Pulling down to the end of pit road after the race, Harvick began his final climb from his No. 4 Stewart-Haas Racing Ford, pausing on the window sill for a moment to gather his thoughts before greeting his family and his crew in a celebratory crowd that only grew larger by the moment.
Joining crew chief Rodney Childers and the rest of the Busch Light crew were fellow SHR drivers Ryan Preece and Chase Briscoe, along with team owner Tony Stewart and a number of drivers from other teams throughout the garage area.
At points throughout the post-race celebration, Harvick choked back tears, but those tears were certainly well-earned to wrap up what should be career that warrants a first-ballot Hall of Fame vote.
“It’s been an emotional roller coaster, for sure,” Harvick said. “I think as you look at this last week, this really means a lot to me just because I love driving the race car, I love being around the people more. I love our sport. It’s given our family so much through the years to be thankful for and proud of…

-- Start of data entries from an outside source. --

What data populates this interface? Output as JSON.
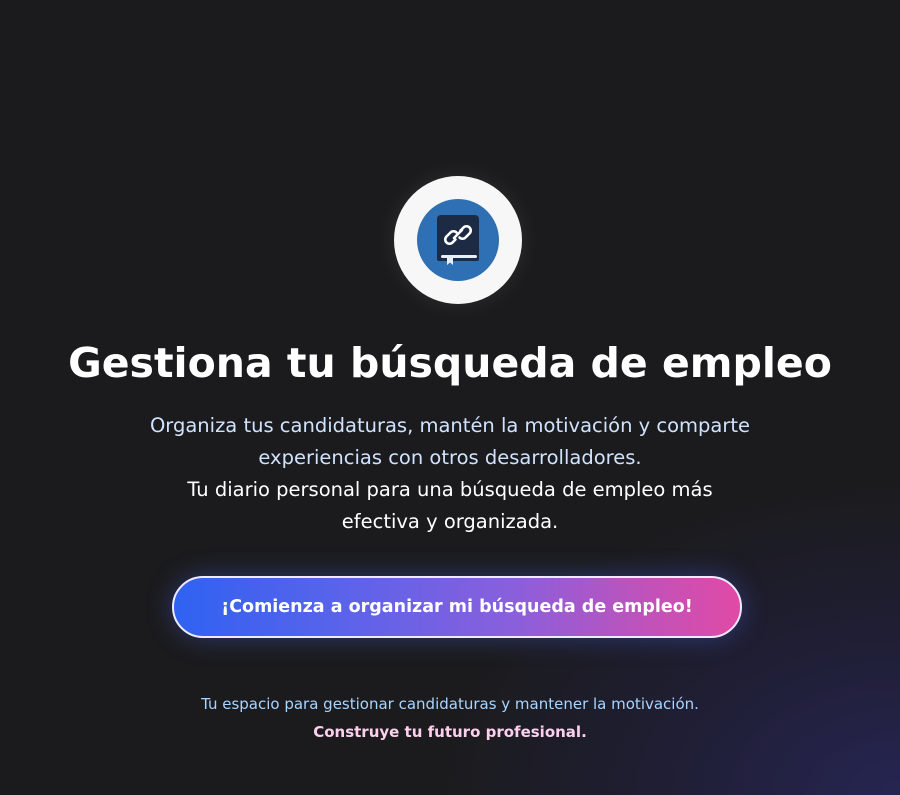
{
  "hero": {
    "logo_icon": "link-journal-icon",
    "title": "Gestiona tu búsqueda de empleo",
    "subtitle_line1": "Organiza tus candidaturas, mantén la motivación y comparte",
    "subtitle_line2": "experiencias con otros desarrolladores.",
    "subtitle_line3": "Tu diario personal para una búsqueda de empleo más",
    "subtitle_line4": "efectiva y organizada.",
    "cta_label": "¡Comienza a organizar mi búsqueda de empleo!",
    "footer_line1": "Tu espacio para gestionar candidaturas y mantener la motivación.",
    "footer_line2": "Construye tu futuro profesional."
  },
  "colors": {
    "background": "#1b1b1d",
    "logo_badge": "#2f6fb4",
    "cta_gradient_start": "#2f62f2",
    "cta_gradient_end": "#e14aa5",
    "subtitle_blue": "#cfe3ff",
    "footer_blue": "#a8d4ff",
    "footer_pink": "#ffd0ee"
  }
}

“I opened this chapter unexpectedly in 2001, and closed it in 2023 how we wanted to. That was to be competitive. The thing that means the most is having the respect of the drivers and competitors and the crew chiefs, my team, organization, all the past people that I worked for or worked with.
“There’s been so many great stories and things that have happened over this year but especially this week.
Sunday may be the end of Harvick’s Cup Series career, but he won’t be going far as he moves into the TV booth with FOX Sports starting in 2024, where he can add to his legacy, now as a broadcaster.
“I can’t wait to be able to walk in that tunnel with my head up and look around, just look at all the really cool things that are NASCAR racing in every venue that we go to with great fans and people all over the place.”